Narrow the scope of the notorious "state hack"
|Reported by:||simonpj||Owned by:|
|Type of failure:||Runtime performance bug||Test Case:|
|Related Tickets:||Differential Rev(s):|
The "state hack" has caused any number of bug reports (just search for that string), the most recent of which is #9349.
Here's an idea to make it less pervasive: (roughly) use the state hack only for top-level functions definitions.
The idea is that for nested lambdas the context should give the one-shot-ness, now that we are equipped with cardinality analysis. For example, consider the call
replicatM_ 1000 (\(s :: RealWorld#) -> blah)
The lambda is 1000-shot, not one-shot, notwithstanding the type of the binder. Moreover replicateM_'s strictness/cardinality signature will say just that, and GHC already knows how to propagate that information onto the \s.
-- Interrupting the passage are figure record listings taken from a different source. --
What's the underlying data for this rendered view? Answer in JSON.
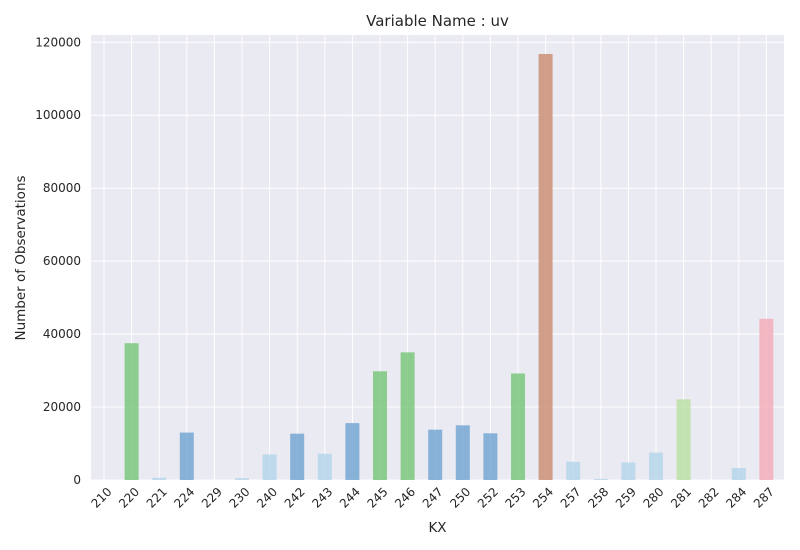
{
  "chart_data": {
    "type": "bar",
    "title": "Variable Name : uv",
    "xlabel": "KX",
    "ylabel": "Number of Observations",
    "ylim": [
      0,
      122000
    ],
    "yticks": [
      0,
      20000,
      40000,
      60000,
      80000,
      100000,
      120000
    ],
    "grid": true,
    "categories": [
      "210",
      "220",
      "221",
      "224",
      "229",
      "230",
      "240",
      "242",
      "243",
      "244",
      "245",
      "246",
      "247",
      "250",
      "252",
      "253",
      "254",
      "257",
      "258",
      "259",
      "280",
      "281",
      "282",
      "284",
      "287"
    ],
    "values": [
      0,
      37500,
      600,
      13000,
      0,
      500,
      7000,
      12700,
      7200,
      15600,
      29800,
      35000,
      13800,
      15000,
      12800,
      29200,
      116800,
      5000,
      300,
      4800,
      7500,
      22100,
      0,
      3300,
      44200
    ],
    "bar_colors": [
      "#74a9cf",
      "#74c476",
      "#b4d4ea",
      "#6fa3d1",
      "#74a9cf",
      "#b4d4ea",
      "#b4d4ea",
      "#6fa3d1",
      "#b4d4ea",
      "#6fa3d1",
      "#74c476",
      "#74c476",
      "#6fa3d1",
      "#6fa3d1",
      "#6fa3d1",
      "#74c476",
      "#c88a6e",
      "#b4d4ea",
      "#b4d4ea",
      "#b4d4ea",
      "#b4d4ea",
      "#b8e0a0",
      "#b4d4ea",
      "#b4d4ea",
      "#f4aab5"
    ]
  },
  "colors": {
    "plot_background": "#eaeaf2",
    "grid": "#ffffff",
    "text": "#262626"
  }
}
But for top level functions like
pr :: String -> IO () pr x = putStrLn (reverse x)
we get Core
pr = \x. let y = reverse x in \ (s :: State# RealWorld). putStrLn y s
and, since we can't see all the callers of pr, we don't know if work is lost by pushing the reverse call inside, to get
pr = \x. (s :: State# RealWorld). putStrLn (reverse x) s
which is much more efficient. Indeed, this might not be so good if the calls looked like
... replicateM_ 1000 (pr "foo")...
because then "foo" will be reversed 1000 times. But arguably that's what the programmer expects anyway, looking at the code; and the efficiency hit from not eta-expanding all functions like pr (which are very very common) is significant.
The point is the that the only ones that need hacking are the top-level guys, and maybe even the top-level exported guys.
I have not fully thought this through, let alone tried it out, but I wanted to capture the thought. It would need some careful performance testing.